Check with your doctor or nurse immediately if any of the following side effects occur:
- hives or welts
- itching skin
- redness of the skin
- throat discomfort
- Chest pain or discomfort
- difficulty with breathing
- fast, pounding, or irregular heartbeat or pulse
- feeling of discomfort
- increased sweating
- inflammation of the joints
- lightheadedness, dizziness, or fainting
- muscle aches
- no blood pressure or pulse
- noisy breathing
- slow or irregular heartbeat
- stopping of heart
- swollen lymph glands
- tightness in the chest
- unusual tiredness
Incidence not known
- Blurred vision
- difficulty with moving
- difficulty with swallowing
- dizziness, faintness, or lightheadedness when getting up suddenly from a lying or sitting position
- large, hive-like swelling on the face, eyelids, lips, tongue, throat, hands, legs, feet, or sex organs
- muscle cramping
- muscle pains or stiffness
- noisy breathing
- puffiness or swelling of the eyelids or around the eyes, face, lips, or tongue
- redness of the skin
- swollen joints
- swollen, painful, or tender lymph glands in the neck, armpit, or groin
Some side effects may occur that usually do not need medical attention.
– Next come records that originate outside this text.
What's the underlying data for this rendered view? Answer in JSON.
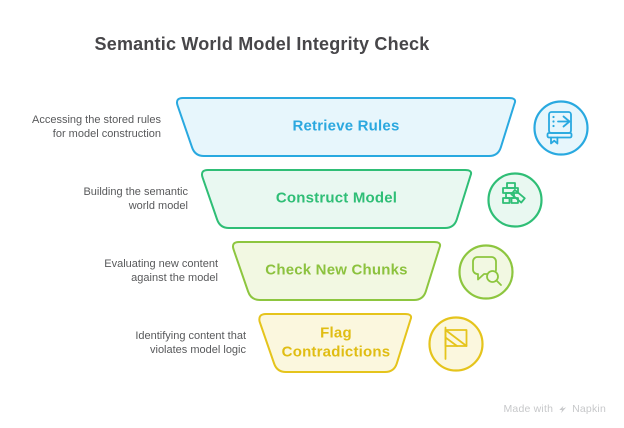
{
  "title": "Semantic World Model Integrity Check",
  "steps": [
    {
      "title": "Retrieve Rules",
      "description": "Accessing the stored rules for model construction",
      "icon": "book-rules-icon",
      "text_color": "#2ba8df",
      "border_color": "#29a9e0",
      "fill_color": "#e7f6fc"
    },
    {
      "title": "Construct Model",
      "description": "Building the semantic world model",
      "icon": "building-blocks-icon",
      "text_color": "#2fbe76",
      "border_color": "#2fbe76",
      "fill_color": "#e9f8f1"
    },
    {
      "title": "Check New Chunks",
      "description": "Evaluating new content against the model",
      "icon": "chat-search-icon",
      "text_color": "#8cc23e",
      "border_color": "#8dc63f",
      "fill_color": "#f2f8e2"
    },
    {
      "title": "Flag Contradictions",
      "description": "Identifying content that violates model logic",
      "icon": "flag-icon",
      "text_color": "#e0bd13",
      "border_color": "#e5c41c",
      "fill_color": "#fbf7de"
    }
  ],
  "footer": {
    "made_with": "Made with",
    "brand": "Napkin"
  }
}
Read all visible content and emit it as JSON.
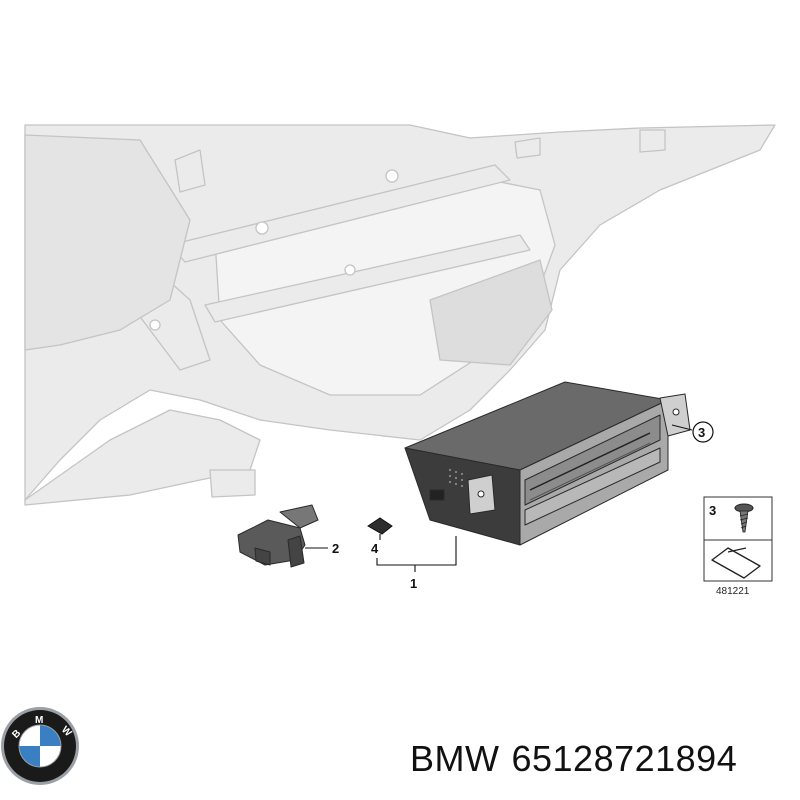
{
  "diagram": {
    "callouts": [
      {
        "id": "1",
        "label": "1"
      },
      {
        "id": "2",
        "label": "2"
      },
      {
        "id": "3",
        "label": "3"
      },
      {
        "id": "4",
        "label": "4"
      }
    ],
    "legend_box": {
      "item_label": "3",
      "reference_number": "481221"
    }
  },
  "footer": {
    "brand": "BMW",
    "part_number": "65128721894"
  },
  "logo": {
    "text": "BMW",
    "colors": {
      "ring": "#1a1a1a",
      "blue": "#3a7fc1",
      "white": "#ffffff",
      "outer": "#9aa0a6"
    }
  },
  "colors": {
    "dashboard_fill": "#ebebeb",
    "dashboard_line": "#c4c4c4",
    "unit_dark": "#3c3c3c",
    "unit_mid": "#6a6a6a",
    "unit_light": "#a9a9a9"
  }
}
These side effects may go away during treatment as your body adjusts to the medicine. Also, your health care professional may be able to tell you about ways to prevent or reduce some of these side effects. Check with your health care professional if any of the following side effects continue or are bothersome or if you have any questions about them:
- decrease in the frequency of urination
- decrease in urine volume
- difficulty in passing urine (dribbling)
- dry mouth
- painful urination
- trouble sleeping
Incidence not known
- Bleeding, blistering, burning, coldness, discoloration of the skin, feeling of pressure, hives, infection, inflammation, itching, lumps, numbness, pain, rash, redness, scarring, soreness, stinging, swelling, tenderness, tingling, ulceration, or warmth at the injection site
Other side effects not listed may also occur in some patients. If you notice any other effects, check with your healthcare professional.
Call your doctor for medical advice about side effects. You may report side effects to the FDA at 1-800-FDA-1088.